Mobilfunk Technik

Von ursprünglich analogen Mobilfunknetzen die primär auf Sprachübertragung ausgerichtet waren, entwickelten sie sich über die Zeit zu Multifunktionsmobilfunknetzen, die auch Datenmengen übertragen können und beispielsweise zum Internetzugriff genutzt werden können. Diese werden von unterschiedlichen Netzbetreibern gestellt, etwa T-Mobile, Vodafone, E-Plus oder O2. Um schnurlos zu funktionieren kommuniziert ein Handy mit einem Funkmasten in der näheren Umgebung, und funktioniert quasi wie ein Festnetztelefon, dessen Basis sich einige Kilometer entfernt befindet. Die Netzbetreiber übernehmen den Ausbau des Funknetzes und sichern die Funktionalität.Der moderne Mobilfunk untergliedert sich in sogenannte Mobilfunkstandards. Diese wurden im Laufe der Zeit weiterentwickelt und durch bessere Standards ersetzt.

Den Start bereitete die erste Generation der Mobilfunknetze, welche primär auf Sprachübertragung ausgelegt waren und somit eine analoge Technik nutzten, die heute nicht mehr zum Einsatz kommt.

Unter „2G“ (Abkürzung für die zweite Generation) versteht man die Übertragungsstandards GSM (Global System for Mobile Communications), GPRS (General Packet Radio Service) und Edge. Als erste Generation verwendeten sie erstmals eine digitale Übertragungsweise, im Gegensatz zur analogen Übertragungsweise der ersten Generation. Hiermit entsand erstmalig der mobile Zugriff auf das Internet, der es ermöglichte Daten mit dem Mobilfunknetz auszutauschen. GSM als Vorreiter der Generation kam auf 9,6 kbit/Sekunde Übertragungsgeschwindigkeit. GPRS bündelt GSM-Zeitschlitze und erreicht somit eine theoretische Maximalgeschwindigkeit von 171,2 Kilobit/Sekunde. Im alltäglichen Gebrauch ist die Geschwindigkeit jedoch durch unterschiedliche Faktoren geringer und wird somit häufig als 53,6 kbit/Sekunde angegeben, was man am Besten mit der Geschwindigkeit eines herkömmlichen Internetmodems vergleichen kann. Edge stellte eine Weiterentwicklung dieses Standards dar und vervierfachte die möglichen Geschwindigkeit im alltäglichen Gebrauch auf 256 kbit/Sekunde. Hiermit wurden Recherchetätigkeiten im Internet im Alltag mit dem Handy problemlos und zügig möglich.
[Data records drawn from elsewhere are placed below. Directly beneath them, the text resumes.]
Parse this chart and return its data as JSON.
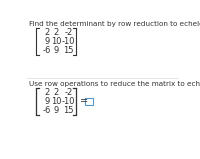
{
  "title1": "Find the determinant by row reduction to echelon form.",
  "title2": "Use row operations to reduce the matrix to echelon form.",
  "matrix1": [
    [
      "2",
      "2",
      "-2"
    ],
    [
      "9",
      "10",
      "-10"
    ],
    [
      "-6",
      "9",
      "15"
    ]
  ],
  "matrix2": [
    [
      "2",
      "2",
      "-2"
    ],
    [
      "9",
      "10",
      "-10"
    ],
    [
      "-6",
      "9",
      "15"
    ]
  ],
  "bg_color": "#ffffff",
  "text_color": "#333333",
  "title_fontsize": 5.2,
  "matrix_fontsize": 6.0,
  "divider_color": "#dddddd",
  "box_color": "#5599cc"
}
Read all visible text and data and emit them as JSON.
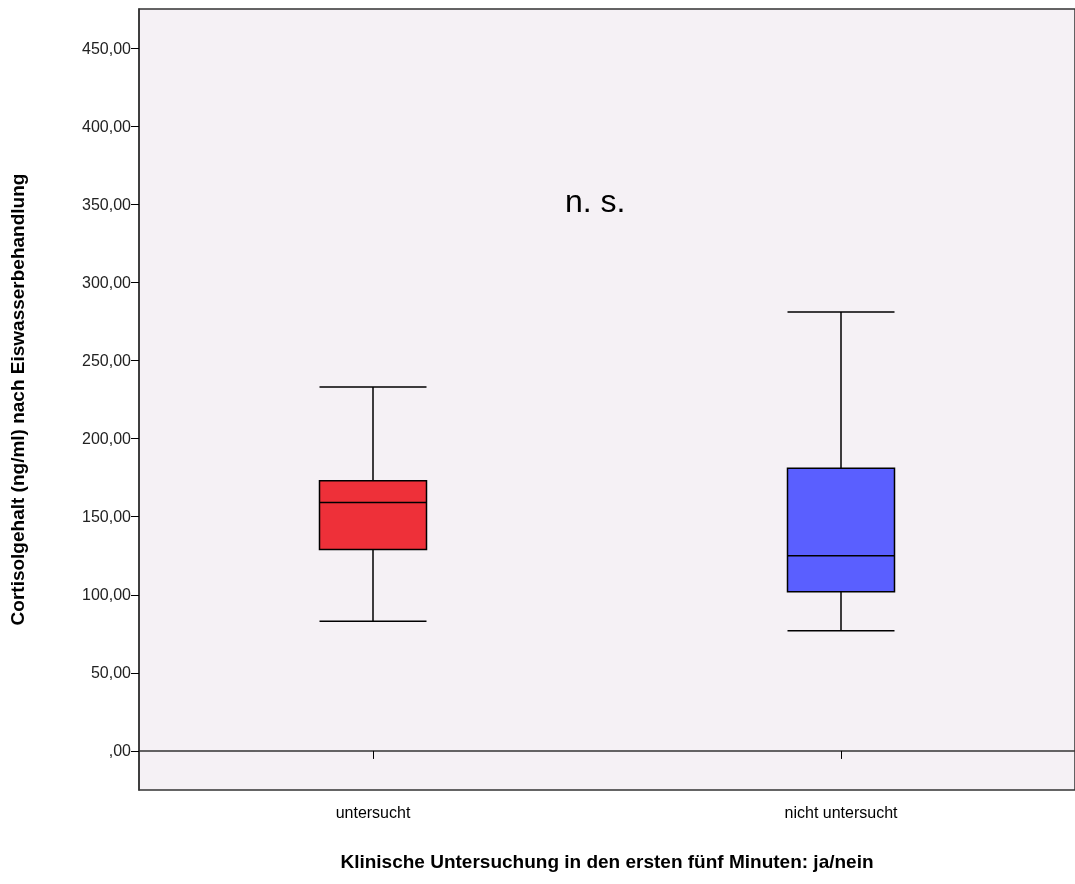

LTE MastUnter der zweiten größeren Gruppe „3G“ (Abkürzung für die dritte Generation) verbergen sich die Standards UMTS, H bzw. HSPA (High Speed Packet Access), sowie H+ bzw. HSPA+, welches sich auf Geräten von Apple schlicht als 3G bezeichnet. UMTS begründete die neue Generation mit einer neuen Höchstgeschwindigkeit von 384 kbit/Sekunde – und bereitete somit den Weg für den bahnbrechenden Sprung auf H bzw. H+ (11,4 mbit/Sekunde bzw. 42,2 mbit/Sekunde). Erstmalig befand sich mobile Datenübertragung im Bereich von mbits, anstelle von kbits. Die Geschwindigkeiten nähern sich damit hausüblichen Internetanschlüssen und die Funktionalität steht diesen somit in kaum etwas nach – beliebte Tätigkeiten wie das Streamen von Videos oder dem Versenden von Bildnachrichten sind problemlos möglich.

Die neuesten Mobilfunkstandards bezeichnet man als die vierte Generation (4G)

Im Mittelpunkt steht hierbei LTE (Long Term Evolution), LTE Advanced. Diese reichen bei der Übertragungsgeschwindigkeit von 150 mbit/Sekunde bis zu 600 mbit/sekunde. Der vermutlich nächsthöhere Standard, der sich in Zukunft abzeichnet, LTE Advanced Pro, scheint erstmalig auf den gbit-Bereich abzuzielen und wird mit 1 gbit/Sekunde erwartet. Anzumerken ist hier, dass viele Netzbetreiber mehr und mehr auf diesen neuen LTE-Standard setzen und die entsprechenden Kapazitäten ausbauen, während sie die 3G-Kapazitäten eher zurückfahren.